This was written about 6 years ago. I’ve been in Germany for 4.5 years. What have I learned? Locations change, cobblestones for concrete, tall trees for tall buildings. I still don’t sleep. Anxiety still shadows my every move. People talk and still don’t listen. And I still want those fish tacos.
I now have more weapons at my disposal. I’m more knowledgeable and secure in that knowledge. I have more confidence. I have an inner strength whose source is unknown, but reliable. And fierce determination. I can still walk after the blast.
I’m feeling older and older as the days continue. I’m truly just about at the end of my rope with a lot of things. I feel a meltdown coming soon. I tend to have two moods. Anxious and very anxious.
I never used to be wound so tightly. At least I didn’t think so. I’m so worried about being good, successful, competent and smart I think I’ve lost something. I suppose that might be the price that one pays. I just find myself running hard and fast with an idea of the destination, but without a real concept of who I’ll be when I get there. I can’t do anything else right now. Too much too soon or I just wasn’t prepared. I’m feeling cornered by the great unknown.
I’m feeling like I need to run away and sell tacos on the beach of Cabo San Lucas, date one of the guys that sprays on suntan lotion and wear tank tops and handmade thongs. Worry about whether to sell fish or pork tacos or if the clouds will burn off before I take off in the catamaran to snorkel. I want to worry about the kind of beer I want — corona or pacifico, and did I want a lime with that? I want the scent of the ocean, briny and fresh.
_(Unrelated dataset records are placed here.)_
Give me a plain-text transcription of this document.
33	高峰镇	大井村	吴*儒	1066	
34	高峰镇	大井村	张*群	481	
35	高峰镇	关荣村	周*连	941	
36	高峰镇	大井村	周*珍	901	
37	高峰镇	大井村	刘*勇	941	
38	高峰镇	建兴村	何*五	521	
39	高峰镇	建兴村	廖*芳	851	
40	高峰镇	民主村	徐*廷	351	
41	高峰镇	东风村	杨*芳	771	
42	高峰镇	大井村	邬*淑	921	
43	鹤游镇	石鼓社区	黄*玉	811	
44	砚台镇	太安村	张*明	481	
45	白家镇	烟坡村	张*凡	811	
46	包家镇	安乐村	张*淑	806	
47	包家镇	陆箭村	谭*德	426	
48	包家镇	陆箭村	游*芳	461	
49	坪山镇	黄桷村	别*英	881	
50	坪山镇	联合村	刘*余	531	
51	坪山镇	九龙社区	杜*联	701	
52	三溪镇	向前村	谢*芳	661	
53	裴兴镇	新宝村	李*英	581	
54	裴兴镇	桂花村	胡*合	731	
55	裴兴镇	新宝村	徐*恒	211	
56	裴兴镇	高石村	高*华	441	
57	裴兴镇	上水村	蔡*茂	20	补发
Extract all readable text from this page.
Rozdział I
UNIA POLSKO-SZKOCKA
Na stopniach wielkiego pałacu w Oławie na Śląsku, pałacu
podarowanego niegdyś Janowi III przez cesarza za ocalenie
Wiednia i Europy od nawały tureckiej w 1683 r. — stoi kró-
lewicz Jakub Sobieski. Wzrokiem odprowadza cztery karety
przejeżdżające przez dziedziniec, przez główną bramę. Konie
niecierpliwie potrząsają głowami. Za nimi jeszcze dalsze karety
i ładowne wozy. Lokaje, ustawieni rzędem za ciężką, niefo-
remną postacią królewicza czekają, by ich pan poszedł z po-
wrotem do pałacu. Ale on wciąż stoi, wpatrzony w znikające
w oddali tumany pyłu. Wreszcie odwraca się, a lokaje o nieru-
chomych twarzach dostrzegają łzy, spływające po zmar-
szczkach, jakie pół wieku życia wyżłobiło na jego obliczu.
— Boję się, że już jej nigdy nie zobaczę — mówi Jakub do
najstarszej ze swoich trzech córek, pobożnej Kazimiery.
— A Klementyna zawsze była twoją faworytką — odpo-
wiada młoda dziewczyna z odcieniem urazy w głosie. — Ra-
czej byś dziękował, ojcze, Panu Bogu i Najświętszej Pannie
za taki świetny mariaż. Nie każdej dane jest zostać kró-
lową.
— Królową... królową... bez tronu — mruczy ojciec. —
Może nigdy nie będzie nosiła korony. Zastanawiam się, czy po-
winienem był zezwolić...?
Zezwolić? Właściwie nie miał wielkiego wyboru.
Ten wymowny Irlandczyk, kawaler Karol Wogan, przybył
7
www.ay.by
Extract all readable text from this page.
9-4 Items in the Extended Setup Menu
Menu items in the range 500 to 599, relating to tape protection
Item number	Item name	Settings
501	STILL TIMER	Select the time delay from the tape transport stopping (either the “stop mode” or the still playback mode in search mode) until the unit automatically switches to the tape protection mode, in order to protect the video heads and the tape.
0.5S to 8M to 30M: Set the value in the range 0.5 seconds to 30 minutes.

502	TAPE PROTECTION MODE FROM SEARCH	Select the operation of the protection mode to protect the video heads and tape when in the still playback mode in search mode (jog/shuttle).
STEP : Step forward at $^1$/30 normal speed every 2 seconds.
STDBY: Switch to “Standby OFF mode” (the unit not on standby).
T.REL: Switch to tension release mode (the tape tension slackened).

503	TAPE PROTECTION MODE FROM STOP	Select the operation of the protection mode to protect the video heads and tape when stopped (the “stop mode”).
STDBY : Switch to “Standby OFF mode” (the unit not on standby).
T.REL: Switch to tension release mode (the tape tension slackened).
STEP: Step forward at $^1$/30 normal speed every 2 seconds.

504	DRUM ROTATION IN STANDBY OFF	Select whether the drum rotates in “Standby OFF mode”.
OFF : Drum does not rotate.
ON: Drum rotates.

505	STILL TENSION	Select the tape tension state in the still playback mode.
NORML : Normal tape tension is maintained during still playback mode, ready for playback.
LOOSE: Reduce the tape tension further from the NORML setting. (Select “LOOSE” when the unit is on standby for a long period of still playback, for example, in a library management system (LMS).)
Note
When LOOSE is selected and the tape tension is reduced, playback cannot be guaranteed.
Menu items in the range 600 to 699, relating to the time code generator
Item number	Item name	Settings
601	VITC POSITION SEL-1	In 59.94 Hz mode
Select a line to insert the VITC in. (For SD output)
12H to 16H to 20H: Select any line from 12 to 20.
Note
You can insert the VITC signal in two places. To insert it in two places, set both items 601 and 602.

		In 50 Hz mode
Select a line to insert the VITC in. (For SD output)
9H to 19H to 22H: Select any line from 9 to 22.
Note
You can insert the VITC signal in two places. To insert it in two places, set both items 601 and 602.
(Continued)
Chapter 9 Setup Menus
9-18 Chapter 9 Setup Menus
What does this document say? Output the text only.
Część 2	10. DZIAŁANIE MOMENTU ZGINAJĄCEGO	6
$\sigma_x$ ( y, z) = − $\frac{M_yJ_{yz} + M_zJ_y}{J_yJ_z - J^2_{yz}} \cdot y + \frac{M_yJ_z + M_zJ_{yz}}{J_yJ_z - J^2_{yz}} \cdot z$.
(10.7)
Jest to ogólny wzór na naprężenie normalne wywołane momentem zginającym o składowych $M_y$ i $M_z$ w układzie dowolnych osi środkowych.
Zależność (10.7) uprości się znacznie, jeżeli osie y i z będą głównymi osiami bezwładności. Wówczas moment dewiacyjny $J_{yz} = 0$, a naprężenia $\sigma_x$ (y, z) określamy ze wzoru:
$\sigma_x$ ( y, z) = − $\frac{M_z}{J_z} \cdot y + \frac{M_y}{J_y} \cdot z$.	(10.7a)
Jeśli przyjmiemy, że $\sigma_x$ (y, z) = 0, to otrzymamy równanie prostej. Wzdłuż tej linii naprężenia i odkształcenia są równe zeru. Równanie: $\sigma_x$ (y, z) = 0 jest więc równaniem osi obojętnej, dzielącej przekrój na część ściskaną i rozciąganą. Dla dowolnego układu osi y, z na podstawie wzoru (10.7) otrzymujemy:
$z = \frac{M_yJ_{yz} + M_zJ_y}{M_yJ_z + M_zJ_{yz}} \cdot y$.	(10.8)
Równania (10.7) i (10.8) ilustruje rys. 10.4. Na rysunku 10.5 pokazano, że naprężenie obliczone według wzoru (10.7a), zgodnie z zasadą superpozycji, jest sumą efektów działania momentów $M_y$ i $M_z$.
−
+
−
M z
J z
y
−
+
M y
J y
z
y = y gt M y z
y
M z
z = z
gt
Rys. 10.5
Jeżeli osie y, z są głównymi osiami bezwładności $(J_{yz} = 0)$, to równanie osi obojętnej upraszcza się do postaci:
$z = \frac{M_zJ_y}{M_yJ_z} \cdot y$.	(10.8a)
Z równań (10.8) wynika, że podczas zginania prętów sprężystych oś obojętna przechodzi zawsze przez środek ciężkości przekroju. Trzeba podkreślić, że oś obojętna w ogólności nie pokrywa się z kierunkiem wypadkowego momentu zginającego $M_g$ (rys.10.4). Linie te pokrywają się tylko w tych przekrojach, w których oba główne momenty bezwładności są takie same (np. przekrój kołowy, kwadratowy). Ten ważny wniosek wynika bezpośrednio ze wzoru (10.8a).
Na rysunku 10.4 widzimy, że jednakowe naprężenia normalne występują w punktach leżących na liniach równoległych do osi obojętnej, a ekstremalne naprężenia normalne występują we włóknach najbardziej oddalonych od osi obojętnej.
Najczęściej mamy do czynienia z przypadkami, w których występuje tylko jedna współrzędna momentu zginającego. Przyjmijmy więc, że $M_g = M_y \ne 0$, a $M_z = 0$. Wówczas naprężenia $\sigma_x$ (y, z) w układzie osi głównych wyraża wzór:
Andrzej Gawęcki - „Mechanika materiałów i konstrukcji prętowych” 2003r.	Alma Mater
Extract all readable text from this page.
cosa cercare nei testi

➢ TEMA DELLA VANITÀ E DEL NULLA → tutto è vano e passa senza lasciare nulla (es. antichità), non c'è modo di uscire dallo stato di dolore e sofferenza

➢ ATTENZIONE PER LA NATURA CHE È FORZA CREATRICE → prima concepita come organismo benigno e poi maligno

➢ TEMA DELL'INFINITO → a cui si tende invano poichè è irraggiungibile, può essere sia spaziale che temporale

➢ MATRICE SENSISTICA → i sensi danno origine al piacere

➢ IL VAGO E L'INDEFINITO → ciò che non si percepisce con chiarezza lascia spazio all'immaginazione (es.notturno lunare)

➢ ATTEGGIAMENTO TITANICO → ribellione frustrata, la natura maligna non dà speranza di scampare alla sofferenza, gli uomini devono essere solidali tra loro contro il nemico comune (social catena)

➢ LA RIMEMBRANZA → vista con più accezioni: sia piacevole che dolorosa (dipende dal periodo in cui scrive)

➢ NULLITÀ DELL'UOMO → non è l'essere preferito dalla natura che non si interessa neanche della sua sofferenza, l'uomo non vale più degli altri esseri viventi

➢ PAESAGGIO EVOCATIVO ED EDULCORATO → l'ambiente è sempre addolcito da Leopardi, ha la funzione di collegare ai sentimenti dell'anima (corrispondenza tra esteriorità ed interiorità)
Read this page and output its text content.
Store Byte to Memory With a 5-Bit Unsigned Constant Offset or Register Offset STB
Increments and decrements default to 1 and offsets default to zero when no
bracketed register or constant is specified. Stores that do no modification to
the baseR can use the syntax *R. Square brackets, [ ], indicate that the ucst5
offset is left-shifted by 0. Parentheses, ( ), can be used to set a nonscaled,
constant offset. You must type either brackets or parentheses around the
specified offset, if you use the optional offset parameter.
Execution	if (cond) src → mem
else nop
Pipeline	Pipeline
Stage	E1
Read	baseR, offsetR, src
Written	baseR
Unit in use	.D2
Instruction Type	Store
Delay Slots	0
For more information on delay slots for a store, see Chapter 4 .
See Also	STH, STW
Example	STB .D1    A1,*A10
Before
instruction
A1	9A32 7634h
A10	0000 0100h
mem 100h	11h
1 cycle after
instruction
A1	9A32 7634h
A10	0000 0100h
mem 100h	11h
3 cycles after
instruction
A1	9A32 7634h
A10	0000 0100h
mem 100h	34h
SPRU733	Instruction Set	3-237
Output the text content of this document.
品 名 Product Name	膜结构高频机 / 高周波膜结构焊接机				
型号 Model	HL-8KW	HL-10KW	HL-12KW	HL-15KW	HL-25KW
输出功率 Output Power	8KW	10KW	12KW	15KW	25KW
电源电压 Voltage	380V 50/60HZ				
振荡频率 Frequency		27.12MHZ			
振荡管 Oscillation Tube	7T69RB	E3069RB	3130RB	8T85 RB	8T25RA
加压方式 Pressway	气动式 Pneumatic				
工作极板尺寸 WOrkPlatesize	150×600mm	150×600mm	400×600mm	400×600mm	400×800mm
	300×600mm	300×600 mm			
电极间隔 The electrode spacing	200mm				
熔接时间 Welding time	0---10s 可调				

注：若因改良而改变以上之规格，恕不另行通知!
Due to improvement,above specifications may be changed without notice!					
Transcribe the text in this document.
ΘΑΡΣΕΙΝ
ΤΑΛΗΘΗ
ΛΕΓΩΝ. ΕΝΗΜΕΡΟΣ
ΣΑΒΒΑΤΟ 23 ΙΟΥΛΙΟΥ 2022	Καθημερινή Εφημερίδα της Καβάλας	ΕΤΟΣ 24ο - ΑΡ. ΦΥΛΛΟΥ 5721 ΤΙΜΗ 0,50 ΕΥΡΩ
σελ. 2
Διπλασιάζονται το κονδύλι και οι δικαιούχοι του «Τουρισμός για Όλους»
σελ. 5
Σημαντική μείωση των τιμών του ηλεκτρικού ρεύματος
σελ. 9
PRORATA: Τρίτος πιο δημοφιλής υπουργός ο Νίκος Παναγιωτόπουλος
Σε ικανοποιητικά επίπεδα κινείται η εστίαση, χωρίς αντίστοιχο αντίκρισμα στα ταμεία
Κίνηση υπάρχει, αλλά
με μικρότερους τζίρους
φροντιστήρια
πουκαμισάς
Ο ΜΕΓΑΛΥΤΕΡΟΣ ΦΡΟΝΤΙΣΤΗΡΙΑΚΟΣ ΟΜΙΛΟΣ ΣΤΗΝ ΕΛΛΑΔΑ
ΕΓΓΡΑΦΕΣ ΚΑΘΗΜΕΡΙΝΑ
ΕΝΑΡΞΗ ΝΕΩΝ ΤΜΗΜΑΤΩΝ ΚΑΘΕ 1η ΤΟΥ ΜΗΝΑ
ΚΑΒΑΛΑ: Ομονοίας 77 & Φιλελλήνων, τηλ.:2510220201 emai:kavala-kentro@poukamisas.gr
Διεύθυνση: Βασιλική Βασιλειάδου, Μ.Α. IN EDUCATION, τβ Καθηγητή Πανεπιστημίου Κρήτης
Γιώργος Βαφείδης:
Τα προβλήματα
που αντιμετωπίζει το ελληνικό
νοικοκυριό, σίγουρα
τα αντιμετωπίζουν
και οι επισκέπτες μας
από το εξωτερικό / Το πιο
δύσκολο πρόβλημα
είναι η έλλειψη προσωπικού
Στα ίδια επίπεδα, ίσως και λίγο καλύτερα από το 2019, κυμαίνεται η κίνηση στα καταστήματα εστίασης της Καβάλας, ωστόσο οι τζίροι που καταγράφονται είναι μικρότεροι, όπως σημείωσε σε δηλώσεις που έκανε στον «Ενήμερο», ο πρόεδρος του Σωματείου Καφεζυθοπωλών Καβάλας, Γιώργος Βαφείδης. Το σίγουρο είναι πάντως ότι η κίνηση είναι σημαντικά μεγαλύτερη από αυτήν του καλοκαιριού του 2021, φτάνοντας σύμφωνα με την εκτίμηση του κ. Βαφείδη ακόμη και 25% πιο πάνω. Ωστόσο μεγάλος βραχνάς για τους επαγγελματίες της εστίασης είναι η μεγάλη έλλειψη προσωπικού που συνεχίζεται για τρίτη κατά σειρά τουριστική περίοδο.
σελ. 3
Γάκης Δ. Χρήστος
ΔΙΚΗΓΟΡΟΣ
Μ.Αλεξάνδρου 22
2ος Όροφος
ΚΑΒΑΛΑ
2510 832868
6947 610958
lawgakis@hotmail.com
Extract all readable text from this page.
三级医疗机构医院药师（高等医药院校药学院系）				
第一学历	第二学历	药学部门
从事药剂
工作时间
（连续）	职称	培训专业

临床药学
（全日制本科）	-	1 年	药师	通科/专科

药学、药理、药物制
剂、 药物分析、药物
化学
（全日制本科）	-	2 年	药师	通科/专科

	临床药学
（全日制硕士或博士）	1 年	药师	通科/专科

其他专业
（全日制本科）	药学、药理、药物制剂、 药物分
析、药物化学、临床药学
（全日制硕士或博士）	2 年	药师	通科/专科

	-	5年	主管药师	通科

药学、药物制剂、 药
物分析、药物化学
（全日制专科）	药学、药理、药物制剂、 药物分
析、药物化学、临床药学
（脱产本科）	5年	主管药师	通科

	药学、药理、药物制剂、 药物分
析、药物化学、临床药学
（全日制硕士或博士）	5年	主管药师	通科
I want to feel the warm sun on my skin as I nap and the light kisses of a breeze keeping the heat bearable. I want to swim in warm moonlight without a thought of the next moment. I want to look at the girl anxiously taking on more and more projects in an attempt to shine her gold star from a distance. I want to see her in my mind and not in the mirror. I don’t want to go to meetings where everyone talks and no one listens and nothing gets accomplished. I don’t want to walk the halls of a building smiling and looking alert. I don’t want to answer the phone with a chipper voice and polite small talk. I want the lazy hooded look of a girl well contented. I want the crass manners of a girl with no need to impress. I want to be drunk off the sensuality of living rather than sober in the realities of urban responsibilities. I want handwritten love notes and steamy whispers against my neck rather than an e-mail and cell phone innuendo. I want to stop by rather than plan as we speed across the freeways and flight plans trying to coordinate busy schedules. I want understanding to be free rather than forced. I want the lethargic movement of thick, tanned legs walking on sand rather pasty white legs stuffed into tights jaywalking on asphalt.